Amazonlar'ın Atina Kralı Theseus'a saldırısını gösteren bir kabartma
Amazonlar her yıl iki aylarını çocuk sahibi olmaya ayırmışlardı, ancak sadece savaşta adam öldürenlerin çiftleşmesine izin verilirdi. Komşu kabile erkekleriyle çiftleşen ve hamile kalan Amazon kadını kız doğurursa onu savaşçı olarak yetiştirmek üzere alıkoyar, erkek doğurursa çiftleştiği erkeğin kabilesine geri gönderirdi. “Yunan Mitolojisinde Amazonlar” isimli kitabında D.J.Sobol, barış zamanlarında erkekleri çılgına çevirecek güzellikte, uzun boylu, küçük ve dik göğüslü, iri yapılı gövdeleri ve kaslı görünümlerine rağmen dişiliklerini koruyan bir fiziğe sahip olduklarını yazar.
Gaziantep mozaiği
Bir Amazon daha küçük yaştayken erkekleri ve erkek toplumunu aşağılama yönünde eğitilirdi. Geleneksel savaş kıyafetlerinde hilal şeklinde bir kalkan taşır, ince tunikleri vücutlarını sıkıca sarardı. Kolları, bacakları ve tek göğüslerini açıkta bırakırlardı. Amazon kadınları rahat ok atsın diye sağ memelerinin genç yaşta dağlanarak alınmasıyla sağ kollarının daha da güçlendiği, amazon adının antik Yunancada memesiz anlamındaki “a-mamosis” kelimesinden geldiği tezi günümüzde doğru kabul edilmemektedir. Tüm resim, kabartma ve heykellerde Amazonlariki göğüslü olarak betimlenmiştir. En son 2008’de Gaziantep’te bulunan bir mozaikte de Amazon iki göğüslü olarak görülmektedir.

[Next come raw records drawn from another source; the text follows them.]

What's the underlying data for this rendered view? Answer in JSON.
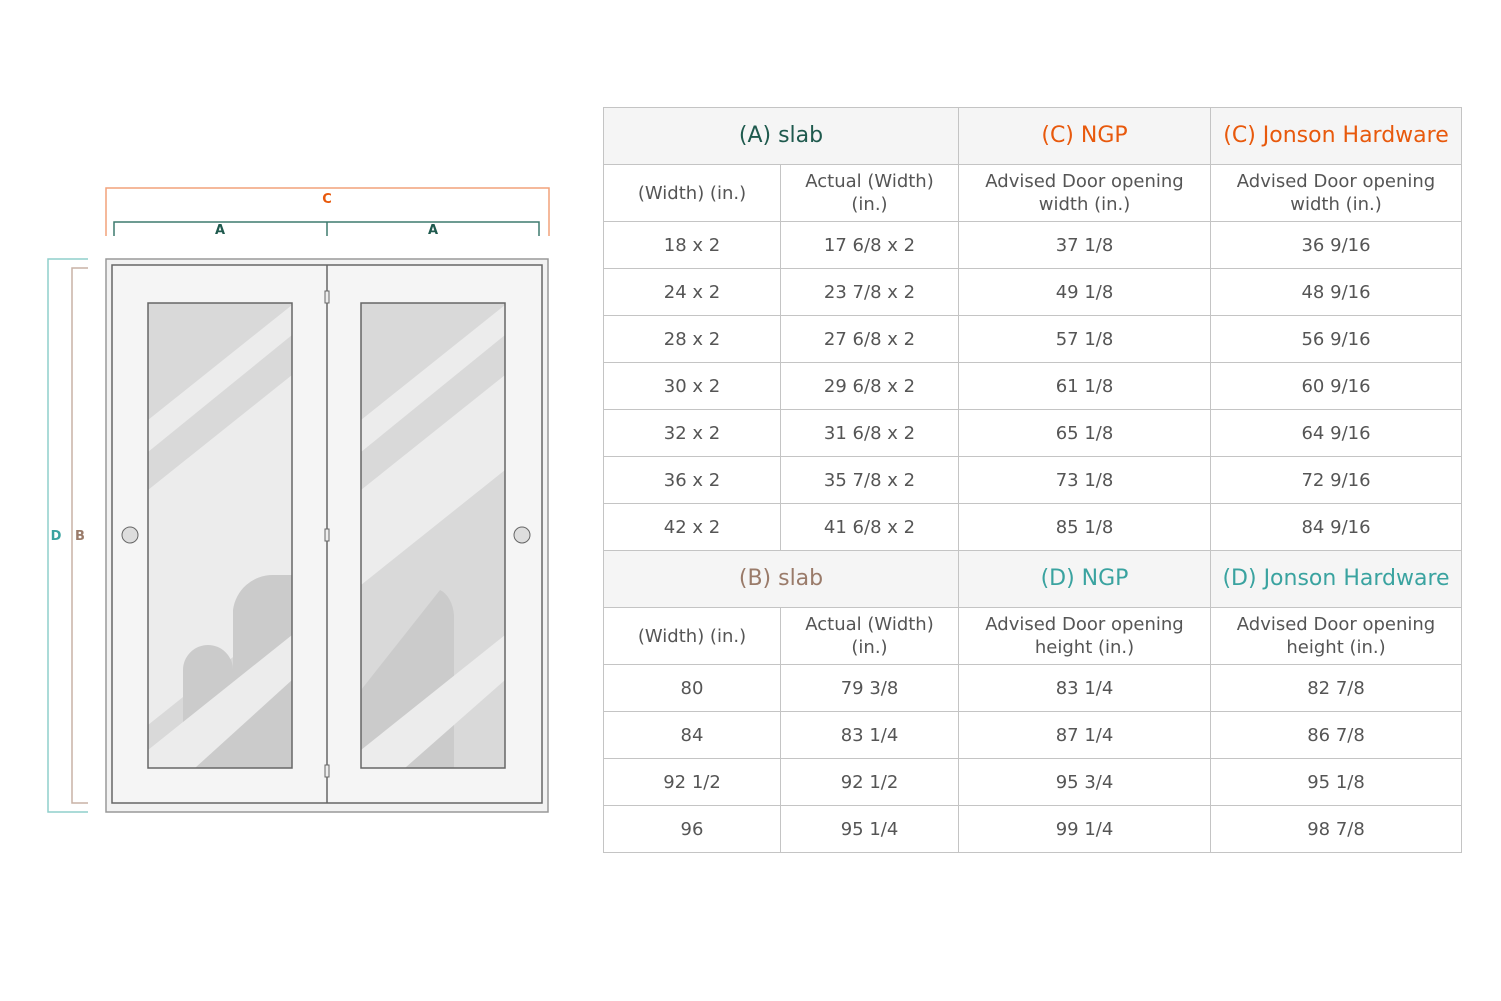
{
  "colors": {
    "A": "#1f5a4e",
    "B": "#9a7b6a",
    "C": "#e8590c",
    "D": "#3aa3a0"
  },
  "diagram": {
    "labels": {
      "A": "A",
      "B": "B",
      "C": "C",
      "D": "D"
    }
  },
  "width_table": {
    "headers": [
      "(A) slab",
      "(C) NGP",
      "(C) Jonson Hardware"
    ],
    "subheaders": [
      "(Width) (in.)",
      "Actual (Width) (in.)",
      "Advised Door opening width (in.)",
      "Advised Door opening width (in.)"
    ],
    "rows": [
      [
        "18 x 2",
        "17 6/8 x 2",
        "37 1/8",
        "36 9/16"
      ],
      [
        "24 x 2",
        "23 7/8 x 2",
        "49 1/8",
        "48 9/16"
      ],
      [
        "28 x 2",
        "27 6/8 x 2",
        "57 1/8",
        "56 9/16"
      ],
      [
        "30 x 2",
        "29 6/8 x 2",
        "61 1/8",
        "60 9/16"
      ],
      [
        "32 x 2",
        "31 6/8 x 2",
        "65 1/8",
        "64 9/16"
      ],
      [
        "36 x 2",
        "35 7/8 x 2",
        "73 1/8",
        "72 9/16"
      ],
      [
        "42 x 2",
        "41 6/8 x 2",
        "85 1/8",
        "84 9/16"
      ]
    ]
  },
  "height_table": {
    "headers": [
      "(B) slab",
      "(D) NGP",
      "(D) Jonson Hardware"
    ],
    "subheaders": [
      "(Width) (in.)",
      "Actual (Width) (in.)",
      "Advised Door opening height (in.)",
      "Advised Door opening height (in.)"
    ],
    "rows": [
      [
        "80",
        "79 3/8",
        "83 1/4",
        "82 7/8"
      ],
      [
        "84",
        "83 1/4",
        "87 1/4",
        "86 7/8"
      ],
      [
        "92 1/2",
        "92 1/2",
        "95 3/4",
        "95 1/8"
      ],
      [
        "96",
        "95 1/4",
        "99 1/4",
        "98 7/8"
      ]
    ]
  }
}
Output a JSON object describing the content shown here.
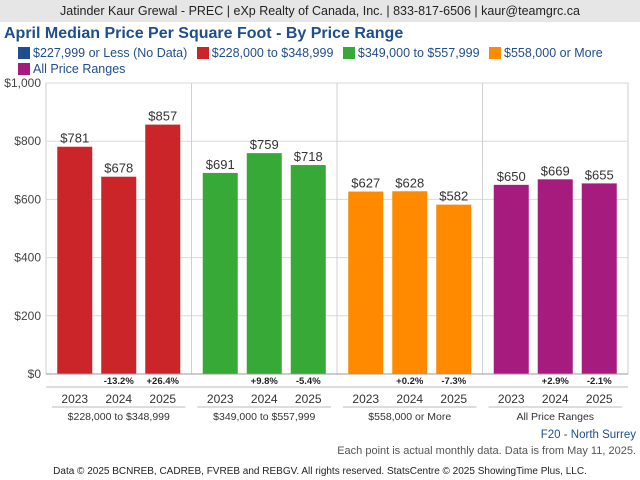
{
  "header": {
    "text": "Jatinder Kaur Grewal - PREC | eXp Realty of Canada, Inc. | 833-817-6506 | kaur@teamgrc.ca"
  },
  "notes": {
    "region": "F20 - North Surrey",
    "data_note": "Each point is actual monthly data. Data is from May 11, 2025."
  },
  "footer": {
    "text": "Data © 2025 BCNREB, CADREB, FVREB and REBGV. All rights reserved. StatsCentre © 2025 ShowingTime Plus, LLC."
  },
  "chart_data": {
    "type": "bar",
    "title": "April Median Price Per Square Foot - By Price Range",
    "legend": [
      {
        "name": "$227,999 or Less (No Data)",
        "color": "#1f4e8c"
      },
      {
        "name": "$228,000 to $348,999",
        "color": "#cc2529"
      },
      {
        "name": "$349,000 to $557,999",
        "color": "#36a936"
      },
      {
        "name": "$558,000 or More",
        "color": "#ff8a00"
      },
      {
        "name": "All Price Ranges",
        "color": "#a51b7e"
      }
    ],
    "ylim": [
      0,
      1000
    ],
    "yticks": [
      "$0",
      "$200",
      "$400",
      "$600",
      "$800",
      "$1,000"
    ],
    "grid": true,
    "groups": [
      {
        "name": "$228,000 to $348,999",
        "color": "#cc2529",
        "bars": [
          {
            "year": "2023",
            "value": 781,
            "label": "$781",
            "change": ""
          },
          {
            "year": "2024",
            "value": 678,
            "label": "$678",
            "change": "-13.2%"
          },
          {
            "year": "2025",
            "value": 857,
            "label": "$857",
            "change": "+26.4%"
          }
        ]
      },
      {
        "name": "$349,000 to $557,999",
        "color": "#36a936",
        "bars": [
          {
            "year": "2023",
            "value": 691,
            "label": "$691",
            "change": ""
          },
          {
            "year": "2024",
            "value": 759,
            "label": "$759",
            "change": "+9.8%"
          },
          {
            "year": "2025",
            "value": 718,
            "label": "$718",
            "change": "-5.4%"
          }
        ]
      },
      {
        "name": "$558,000 or More",
        "color": "#ff8a00",
        "bars": [
          {
            "year": "2023",
            "value": 627,
            "label": "$627",
            "change": ""
          },
          {
            "year": "2024",
            "value": 628,
            "label": "$628",
            "change": "+0.2%"
          },
          {
            "year": "2025",
            "value": 582,
            "label": "$582",
            "change": "-7.3%"
          }
        ]
      },
      {
        "name": "All Price Ranges",
        "color": "#a51b7e",
        "bars": [
          {
            "year": "2023",
            "value": 650,
            "label": "$650",
            "change": ""
          },
          {
            "year": "2024",
            "value": 669,
            "label": "$669",
            "change": "+2.9%"
          },
          {
            "year": "2025",
            "value": 655,
            "label": "$655",
            "change": "-2.1%"
          }
        ]
      }
    ]
  }
}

Amazon'la Kentor'un (at adam) savaşı
Amazonları vahşi, kana susamış savaşçılar gibi gösteren romanlar veya hikayeler, çok önemli birer kaynak olan antik dönem yazılı eserlerine ters düşmektedir. Örneğin bu romanlardan biri 1948’de yazılan Ivor Bannet’in “Amazonlar” isimli romanıdır ve sinemaya da aktarılmıştır. Amazonlar hakkındaki destanlar Truva savaşına ilişkindir. Vergilius’un “Aenas” adlı eserinde Amazonlar ve kullandıkları ok,sadak, kalkan vb silahlar anlatılmaktadır. Homeros’un “İlyada’sında bahsi geçen Amazonlar için “erkeklerin kadın emsalleri” denmektedir. Amazonlar edebiyatta fazlaca yer almamıştır, buna karşın resim ve heykellerde oldukça yer almışlardır. Bu eserlerde “kiton” denilen ve vücudu saran kısa, ince bir elbise giymektedirler ve kadınsı görünüşleri baskındır. Bu eserlerde kana susamış, kavgacı kadın yerine, zarif kadın görüntüsündedirler. Attika vazo resimlerinde de sıkça yer alırlar, hatta bu vazolar eski destanları nesilden nesile aktarmada çok önemli olmuştur. Rubens ve Delacroix tablolarında Amazonlara yer vermiştir.